We economists are pretty sure that, except perhaps for a small adverse effect upon the least skilled, immigration has been a net benefit (pdf) for the economy.

But this doesn't convince most people. Instead, as Ben says, many have an inchoate and inarticulate feeling that immigration might disrupt their sense of home: the fact that people are (generally) most worried about immigration in areas where there is least immigration is entirely consistent with with feeling: uncertainty is often greatest where hard knowledge is lowest. They want "control" because this would reduce the uncertainty they feel.

And herein, perhaps, lies the reason for the difference between economists and the public. We economists are aware that uncontrolled processes - what Hayek called spontaneous order - often have benign effects. Yes, free markets sometimes fail. But they very often work.

Non-economists, however, are less aware of this. It might be no accident that those who are most worried about immigration also favour greater state intervention in the economy generally: 83% of Ukip voters think (pdf) the government should control prices and big majorities of them support nationalization. Adam Smith spoke of the "invisible hand" for a good reason - because people cannot see the adjustment mechanisms which ensure that a benign order often arises from processes which are not controlled by conscious human agency. Here's Hayek:

Some persons are so troubled by some effects of the market order that they overlook how unlikely and even wonderful it is to find such an order prevailing in the greater part of the modern world, a world in which we find thousands of millions of people working in a constantly changing environment, providing means of subsistence for others who are mostly unknown to them, and at the same time finding satisfied their own expectations that they themselves will receive goods and services produced by equally unknown people.
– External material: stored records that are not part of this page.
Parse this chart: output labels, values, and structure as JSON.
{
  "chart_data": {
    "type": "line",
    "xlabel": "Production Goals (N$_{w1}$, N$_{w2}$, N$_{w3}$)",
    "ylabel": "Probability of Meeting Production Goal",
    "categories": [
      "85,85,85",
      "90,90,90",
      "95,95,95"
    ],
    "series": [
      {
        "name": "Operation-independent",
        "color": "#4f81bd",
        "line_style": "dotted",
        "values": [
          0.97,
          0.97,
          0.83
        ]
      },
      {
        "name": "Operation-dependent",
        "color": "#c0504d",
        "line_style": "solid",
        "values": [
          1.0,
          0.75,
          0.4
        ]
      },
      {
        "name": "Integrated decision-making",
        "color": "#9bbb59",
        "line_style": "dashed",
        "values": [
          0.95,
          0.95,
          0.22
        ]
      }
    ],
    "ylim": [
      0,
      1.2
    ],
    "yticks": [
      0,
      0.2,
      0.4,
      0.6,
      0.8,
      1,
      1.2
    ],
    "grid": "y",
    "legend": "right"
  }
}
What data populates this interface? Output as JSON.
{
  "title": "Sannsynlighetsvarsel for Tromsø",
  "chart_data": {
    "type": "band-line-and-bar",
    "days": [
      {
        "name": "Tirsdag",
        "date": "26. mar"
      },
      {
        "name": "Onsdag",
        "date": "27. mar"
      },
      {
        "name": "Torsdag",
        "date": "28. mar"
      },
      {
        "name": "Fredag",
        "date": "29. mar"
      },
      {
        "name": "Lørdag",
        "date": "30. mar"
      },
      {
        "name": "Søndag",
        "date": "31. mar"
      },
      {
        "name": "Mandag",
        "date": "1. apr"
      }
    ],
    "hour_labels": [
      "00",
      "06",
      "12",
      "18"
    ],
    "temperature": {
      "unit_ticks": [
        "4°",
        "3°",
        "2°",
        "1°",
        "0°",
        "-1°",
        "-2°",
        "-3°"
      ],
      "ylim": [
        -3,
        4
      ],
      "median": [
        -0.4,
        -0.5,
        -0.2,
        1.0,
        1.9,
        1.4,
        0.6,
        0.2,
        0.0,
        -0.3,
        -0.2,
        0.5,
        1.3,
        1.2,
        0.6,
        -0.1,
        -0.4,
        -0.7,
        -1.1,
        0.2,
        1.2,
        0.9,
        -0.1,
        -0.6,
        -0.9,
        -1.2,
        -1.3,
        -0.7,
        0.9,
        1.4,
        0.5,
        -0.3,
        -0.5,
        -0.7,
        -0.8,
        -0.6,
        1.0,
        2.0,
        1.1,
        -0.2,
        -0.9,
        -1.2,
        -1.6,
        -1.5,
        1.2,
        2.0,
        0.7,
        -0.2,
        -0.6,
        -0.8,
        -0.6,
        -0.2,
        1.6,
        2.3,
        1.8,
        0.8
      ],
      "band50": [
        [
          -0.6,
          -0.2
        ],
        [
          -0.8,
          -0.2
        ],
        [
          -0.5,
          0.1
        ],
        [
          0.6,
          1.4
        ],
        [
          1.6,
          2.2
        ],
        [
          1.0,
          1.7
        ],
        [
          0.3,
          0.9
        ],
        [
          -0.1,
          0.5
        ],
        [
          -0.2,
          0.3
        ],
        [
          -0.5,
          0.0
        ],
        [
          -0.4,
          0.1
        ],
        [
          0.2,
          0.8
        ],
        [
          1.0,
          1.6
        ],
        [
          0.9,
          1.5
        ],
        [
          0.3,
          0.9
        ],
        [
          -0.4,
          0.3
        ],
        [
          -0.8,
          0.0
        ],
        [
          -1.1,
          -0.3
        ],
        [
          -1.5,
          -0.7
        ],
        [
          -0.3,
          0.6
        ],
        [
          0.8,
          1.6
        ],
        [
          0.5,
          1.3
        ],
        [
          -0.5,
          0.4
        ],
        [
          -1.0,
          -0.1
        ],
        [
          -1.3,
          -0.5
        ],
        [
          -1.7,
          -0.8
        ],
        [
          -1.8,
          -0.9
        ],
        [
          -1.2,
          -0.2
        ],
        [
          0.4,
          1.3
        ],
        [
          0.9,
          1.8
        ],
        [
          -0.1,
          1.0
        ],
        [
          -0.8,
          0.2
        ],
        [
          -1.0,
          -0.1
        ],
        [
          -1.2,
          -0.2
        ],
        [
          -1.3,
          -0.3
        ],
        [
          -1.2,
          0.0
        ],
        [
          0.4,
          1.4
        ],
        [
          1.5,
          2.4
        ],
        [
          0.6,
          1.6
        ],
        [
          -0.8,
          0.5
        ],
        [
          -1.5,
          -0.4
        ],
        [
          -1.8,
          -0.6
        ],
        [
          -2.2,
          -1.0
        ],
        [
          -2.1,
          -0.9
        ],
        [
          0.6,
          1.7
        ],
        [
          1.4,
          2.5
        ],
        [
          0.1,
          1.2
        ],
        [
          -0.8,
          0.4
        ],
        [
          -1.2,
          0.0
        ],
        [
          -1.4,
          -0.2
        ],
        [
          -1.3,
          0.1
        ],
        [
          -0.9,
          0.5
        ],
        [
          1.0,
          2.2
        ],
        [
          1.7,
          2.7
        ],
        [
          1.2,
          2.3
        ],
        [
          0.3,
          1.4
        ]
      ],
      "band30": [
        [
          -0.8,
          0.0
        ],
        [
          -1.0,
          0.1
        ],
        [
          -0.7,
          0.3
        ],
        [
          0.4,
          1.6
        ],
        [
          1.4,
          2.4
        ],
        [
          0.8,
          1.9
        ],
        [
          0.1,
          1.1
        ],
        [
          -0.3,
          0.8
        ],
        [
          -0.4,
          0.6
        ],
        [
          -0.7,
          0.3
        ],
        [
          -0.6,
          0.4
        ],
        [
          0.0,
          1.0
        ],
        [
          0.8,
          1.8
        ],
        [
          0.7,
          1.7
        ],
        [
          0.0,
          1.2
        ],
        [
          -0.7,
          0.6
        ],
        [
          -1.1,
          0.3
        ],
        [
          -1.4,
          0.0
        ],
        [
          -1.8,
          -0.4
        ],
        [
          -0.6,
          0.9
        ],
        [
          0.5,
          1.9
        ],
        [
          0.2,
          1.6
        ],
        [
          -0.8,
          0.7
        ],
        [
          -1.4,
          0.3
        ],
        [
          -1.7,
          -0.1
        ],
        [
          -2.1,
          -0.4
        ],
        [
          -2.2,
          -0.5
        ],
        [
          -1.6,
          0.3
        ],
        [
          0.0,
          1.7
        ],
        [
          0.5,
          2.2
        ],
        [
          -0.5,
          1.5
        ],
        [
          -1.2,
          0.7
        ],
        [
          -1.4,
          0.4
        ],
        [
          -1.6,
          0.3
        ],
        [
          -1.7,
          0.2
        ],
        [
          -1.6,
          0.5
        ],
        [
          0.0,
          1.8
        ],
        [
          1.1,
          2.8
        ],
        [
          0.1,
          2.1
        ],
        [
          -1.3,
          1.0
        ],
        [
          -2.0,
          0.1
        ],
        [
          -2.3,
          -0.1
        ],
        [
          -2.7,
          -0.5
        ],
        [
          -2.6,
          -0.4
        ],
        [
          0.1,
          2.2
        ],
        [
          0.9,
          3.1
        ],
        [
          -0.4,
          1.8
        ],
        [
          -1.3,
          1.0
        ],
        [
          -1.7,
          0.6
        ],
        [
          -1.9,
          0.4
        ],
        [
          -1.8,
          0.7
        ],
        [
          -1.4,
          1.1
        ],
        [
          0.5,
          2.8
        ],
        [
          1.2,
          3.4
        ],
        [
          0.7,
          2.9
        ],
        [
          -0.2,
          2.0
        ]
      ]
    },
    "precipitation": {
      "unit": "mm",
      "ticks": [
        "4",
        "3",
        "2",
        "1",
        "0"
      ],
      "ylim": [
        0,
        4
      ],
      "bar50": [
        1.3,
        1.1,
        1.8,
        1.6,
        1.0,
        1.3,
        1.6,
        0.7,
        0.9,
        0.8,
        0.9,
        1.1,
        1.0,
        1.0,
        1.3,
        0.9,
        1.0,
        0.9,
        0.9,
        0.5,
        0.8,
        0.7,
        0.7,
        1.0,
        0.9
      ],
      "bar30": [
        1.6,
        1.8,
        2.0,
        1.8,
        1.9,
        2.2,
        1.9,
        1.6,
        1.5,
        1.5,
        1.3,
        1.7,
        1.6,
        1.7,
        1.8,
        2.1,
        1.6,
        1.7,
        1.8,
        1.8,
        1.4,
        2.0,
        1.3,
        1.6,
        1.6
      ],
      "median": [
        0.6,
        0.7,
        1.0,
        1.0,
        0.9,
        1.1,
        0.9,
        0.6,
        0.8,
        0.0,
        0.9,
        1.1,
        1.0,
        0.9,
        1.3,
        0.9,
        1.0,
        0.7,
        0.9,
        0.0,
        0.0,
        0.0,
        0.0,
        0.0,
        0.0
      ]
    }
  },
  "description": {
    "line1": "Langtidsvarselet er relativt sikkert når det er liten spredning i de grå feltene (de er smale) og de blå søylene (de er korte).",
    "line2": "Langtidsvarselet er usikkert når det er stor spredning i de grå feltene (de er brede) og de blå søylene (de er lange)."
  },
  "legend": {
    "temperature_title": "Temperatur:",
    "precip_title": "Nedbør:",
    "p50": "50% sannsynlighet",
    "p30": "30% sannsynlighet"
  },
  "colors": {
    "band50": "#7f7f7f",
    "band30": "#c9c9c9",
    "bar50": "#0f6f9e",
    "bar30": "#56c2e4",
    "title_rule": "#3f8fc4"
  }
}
Even in the worst of times something like nine out of ten of them will find these expectations confirmed.
Such an order, although far from perfect and often inefficient, can extend farther than any order men could create by deliberately putting countless elements into selected `appropriate' places. (The Fatal Conceit (pdf), p84.)

This, I suspect, accounts for the difference between economists and most of the public; economists have a greater presumption than the public than uncontrolled processes are a good thing.

But is this presumption correct? I'm pretty sure it is in the economic sphere. But what of the non-economic sphere, that feeling of "home" of which Ben wrote? Again, my hunch is that the presumption is correct: the integration of Jews, West Indians and Ugandan Asians is strong empirical evidence that immigration enriches society, and that fears of it are due to the reification fallacy.

There is, though, a counter-argument here. Inductive reasoning is dubious: just because something has worked in the past doesn't mean it will continue to do so. And we have a reason to fear it mightn't. Spontaneous order isn't always benign. Markets do sometimes fail. And Marxists and feminists can reasonably argue that patriarchy and capitalist exploitation are also examples of spontaneous order.

I don't know for sure whether this counter-argument applies. The question of whether spontaneous emergent processes are benign or not depends upon context. I suspect, though, that this is the unspoken issue that underlies much of the immigration debate. In drawing attention to this, Mr Cameron has been admirably insightful.